Updated

Nearly 800,000 Syrian citizens -- the vast majority of them women and children -- have fled the bloody two-year civil war there, State Department officials said Wednesday. More than a third of that total, the officials added, left the country within the last five weeks.

Anne C. Richard, assistant secretary of State for population, refugees, and migration, and Nancy Lindborg, USAID's assistant administrator for democracy, conflict, and humanitarian assistance, recently returned from a fact-finding trip to Turkey, Jordan and Kuwait -- three of the countries that have absorbed the greatest numbers of refugees. They recounted "emotionally raw" scenes of children huddling in frigid temperatures at night, and parents desperately searching for missing children whose images are emblazoned on cell phone screens.

The United States has provided $365 million to assist the refugees, a figure that includes the additional $155 million that President Obama recently announced.

Richard and Lindborg described some of the ways the money has been used: Working through UNICEF, for example, American taxpayer funds enabled chlorine testing at five municipal water facilities in Syria, and thereby provided clean drinking water to an estimated 10 million people over the next three months. U.S. funding also made it possible for aid workers to distribute flour to 50 bakeries in the devastated Aleppo region, ensuring 210,000 people will receive daily bread for five months.

While the officials acknowledged a "change in approach" toward humanitarian assistance by the Assad regime in recent weeks -- case in point: allowing a convoy by UNHCR, the United Nations' refugee agency, to travel to the Syrian northlands, even crossing battle lines, to deliver some 12,000 blankets -- the American officials adamantly denied that their efforts are in any sense helping to prop up the government.

"Nothing's going to the Assad regime," Richard declared flatly.

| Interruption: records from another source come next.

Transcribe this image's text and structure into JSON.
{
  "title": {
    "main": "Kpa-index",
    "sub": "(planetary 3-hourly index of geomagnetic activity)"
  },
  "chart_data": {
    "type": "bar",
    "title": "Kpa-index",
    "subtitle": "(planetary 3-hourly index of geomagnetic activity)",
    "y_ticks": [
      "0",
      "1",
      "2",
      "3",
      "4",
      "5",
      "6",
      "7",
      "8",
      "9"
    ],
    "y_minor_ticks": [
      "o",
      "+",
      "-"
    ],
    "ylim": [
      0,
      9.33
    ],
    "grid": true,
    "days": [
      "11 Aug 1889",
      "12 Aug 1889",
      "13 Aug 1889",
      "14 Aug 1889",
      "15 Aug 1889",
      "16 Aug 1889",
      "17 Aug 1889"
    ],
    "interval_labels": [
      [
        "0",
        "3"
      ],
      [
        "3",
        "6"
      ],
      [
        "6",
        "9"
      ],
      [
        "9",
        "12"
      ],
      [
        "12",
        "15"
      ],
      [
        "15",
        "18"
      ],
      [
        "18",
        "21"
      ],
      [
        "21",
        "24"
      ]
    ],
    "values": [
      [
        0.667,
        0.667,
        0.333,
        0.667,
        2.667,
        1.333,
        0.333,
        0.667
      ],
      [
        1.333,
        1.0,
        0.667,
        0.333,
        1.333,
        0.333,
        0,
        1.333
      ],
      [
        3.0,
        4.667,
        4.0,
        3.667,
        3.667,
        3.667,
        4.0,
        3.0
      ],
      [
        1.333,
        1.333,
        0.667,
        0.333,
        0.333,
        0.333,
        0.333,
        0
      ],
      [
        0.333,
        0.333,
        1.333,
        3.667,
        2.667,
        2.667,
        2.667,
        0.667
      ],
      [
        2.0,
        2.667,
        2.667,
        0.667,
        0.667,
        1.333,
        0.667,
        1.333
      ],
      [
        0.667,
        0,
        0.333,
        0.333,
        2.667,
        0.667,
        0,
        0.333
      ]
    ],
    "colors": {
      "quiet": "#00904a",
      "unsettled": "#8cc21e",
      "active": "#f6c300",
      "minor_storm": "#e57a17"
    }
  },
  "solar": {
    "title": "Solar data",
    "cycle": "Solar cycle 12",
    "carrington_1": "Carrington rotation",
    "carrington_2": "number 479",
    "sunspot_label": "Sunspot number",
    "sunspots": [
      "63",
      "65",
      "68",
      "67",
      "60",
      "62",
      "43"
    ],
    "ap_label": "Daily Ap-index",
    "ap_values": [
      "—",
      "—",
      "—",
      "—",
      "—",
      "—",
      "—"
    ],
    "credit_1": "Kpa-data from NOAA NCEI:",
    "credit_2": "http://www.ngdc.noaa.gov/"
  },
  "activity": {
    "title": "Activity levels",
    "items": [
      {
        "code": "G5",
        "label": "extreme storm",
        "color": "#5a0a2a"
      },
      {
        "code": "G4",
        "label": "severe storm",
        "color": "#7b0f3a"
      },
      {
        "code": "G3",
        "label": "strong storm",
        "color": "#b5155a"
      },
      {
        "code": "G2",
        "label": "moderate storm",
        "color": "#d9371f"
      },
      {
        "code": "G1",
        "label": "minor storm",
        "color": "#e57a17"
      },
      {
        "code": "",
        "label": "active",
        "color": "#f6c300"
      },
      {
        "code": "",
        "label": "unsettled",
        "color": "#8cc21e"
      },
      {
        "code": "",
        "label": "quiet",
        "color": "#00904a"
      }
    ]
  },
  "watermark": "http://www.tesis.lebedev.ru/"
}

Of the 763,000 Syrians who have fled the country, the State Department said, some 256,000 have entered Lebanon; another 240,000 have left for Jordan; an estimated 171,000 have crossed the border into Turkey; and 83,000 are now believed to be in Iraq. Smaller numbers are reported in Egypt.

Slightly less than 80 percent of the total number of refugees are women and children, and 67 percent of the total, officials said, are living outside designated refugee camps. Another 2.5 million citizens are classified as "internally displaced persons," meaning they have been driven from their homes but remain inside Syria. Of the last figure, particularly, U.S. officials said they are somewhat "skeptical," due to the chaos prevailing in the country, but added that it is the best figure available, since it comes from reliable international agencies.

The United Nations has some 4,000 staff members inside Syria, working for nearly a dozen different U.N. agencies.